Project ideas from Hacker News discussions.

Formatting a 25M-line codebase overnight

📝 Discussion Summary (Click to expand)

1. Massive Rubymonoliths are not a barrier
Big companies have built multi‑million‑line Ruby systems and run them successfully.

"Stripe has dabbled in Golang... Ruby code touches financial transactions." – clintonb
"Stripe runs the world’s largest Ruby codebase… they might have tested the constraints of the language." – Imustaskforhelp

These comments show that size alone doesn’t invalidate Ruby for critical workloads.

2. Elitist language critiques are over‑blown
Many users push back against the idea that “elite” languages automatically win, emphasizing pragmatism.

"these companies don’t function in spite of their technology choices." – fantasizr
"The only one that worked on me wasn’t even elitist in its framing. Try TypeScript! It makes your JavaScript better!" – NetOpWibby

The sentiment is that language choice should be judged on real outcomes, not hype.

3. Formatter rollouts at scale are a logistical headache
Discussion centers on how to safely apply a code‑base‑wide reformatting pass without breaking PRs or history.

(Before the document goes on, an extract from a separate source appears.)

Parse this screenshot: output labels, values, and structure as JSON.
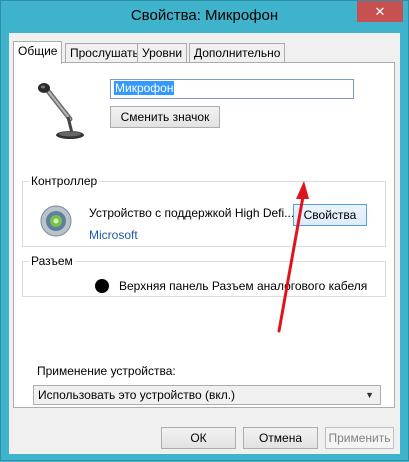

"We chose a Saturday to format the entire codebase to avoid merge conflicts… the diff is huge that GitHub can’t render it." – _files
"I always did it incrementally via a script that reformatted all files that are not touched in any open PR… then ran it daily until up to 99.5% were done." – hobofan

The consensus is that big‑bang changes require careful planning, ignore‑revs files, and incremental monitoring.


🚀 Project Ideas

Conflict‑AwareCode Formatter as a Service

Summary

  • An automated code‑formatting platform that integrates with GitHub to rewrite PR diffs without causing merge conflicts.
  • Eliminates the “big‑bang” rewrite headache by using ratcheting, blame‑ignore files, and incremental passes.

Details

Key Value
Target Audience Large monorepos, teams maintaining >100k LOC, especially Ruby, Go, Java codebases
Core Feature Conflict‑free incremental formatting with auto‑generated ignore‑revs file
Tech Stack Backend: Go + Node.js; Frontend: React; Integration: GitHub Actions API; Storage: AWS S3
Difficulty High
Monetization Revenue-ready: {tiered SaaS subscription per repo size}

Notes

  • HN users repeatedly complained about “all‑at‑once” reformatting breaking PRs and the need for incremental migration (e.g., “you can always let the team know so that they can apply the formatter on their PR branch”).
  • This tool would let teams adopt formatters safely at scale, reducing friction and enabling continuous code‑style enforcement.

Monorepo Language Migration Analyzer

Summary

  • A data‑driven service that maps a codebase’s language usage, LOC growth, and technology adoption to recommend optimal migration paths (e.g., Ruby → Go/Rust).
  • Quantifies migration cost and risk, helping engineering leads make evidence‑based decisions.

Details

Key Value
Target Audience Engineering managers, CTOs, and architects of fast‑growing services written in Ruby, PHP, or legacy stacks
Core Feature Predictive migration cost modeling, language suitability scoring, and migration roadmap generator
Tech Stack Backend: Python (pandas, scikit‑learn); Data ingestion: Git history, LOC metrics; Frontend: Streamlit dashboard
Difficulty Medium
Monetization Revenue-ready: {enterprise licensing per user seat}

Notes

  • Commenters like “varun_ch” asked “were they looking at other new languages … which was more suited for their work or not and what were there decisions/thinking process to continue using ruby.”
  • Providing concrete migration analytics would directly answer that curiosity and reduce uncertainty around language shifts.

AI‑Code Hygiene Assistant#Summary

  • A VS Code extension plus CLI that flags AI‑generated verbose boilerplate and “fluffy filler” patterns in code, suggesting minimal, production‑ready replacements.
  • Helps developers keep codebases lean when relying on LLMs for scaffolding.

Details| Key | Value |

|-----|-------| | Target Audience | Developers using Copilot, ChatGPT, or other AI code assistants in production pipelines | | Core Feature | Detects excessive class/function definitions, duplicated constants, and non‑functional AI‑style comments; offers one‑click refactors | | Tech Stack | Extension: TypeScript; Backend analysis: Rust; Cloud: optional gist for rule updates | | Difficulty | Medium | | Monetization | Hobby |

Notes

  • Several comments highlighted AI producing “trash code” with “15 lines later do it again with a different name” and “400 lines … doesn’t even look like it would work.”
  • By giving developers a tool to automatically prune AI‑generated bloat, teams can maintain clean, maintainable code while still leveraging AI productivity gains.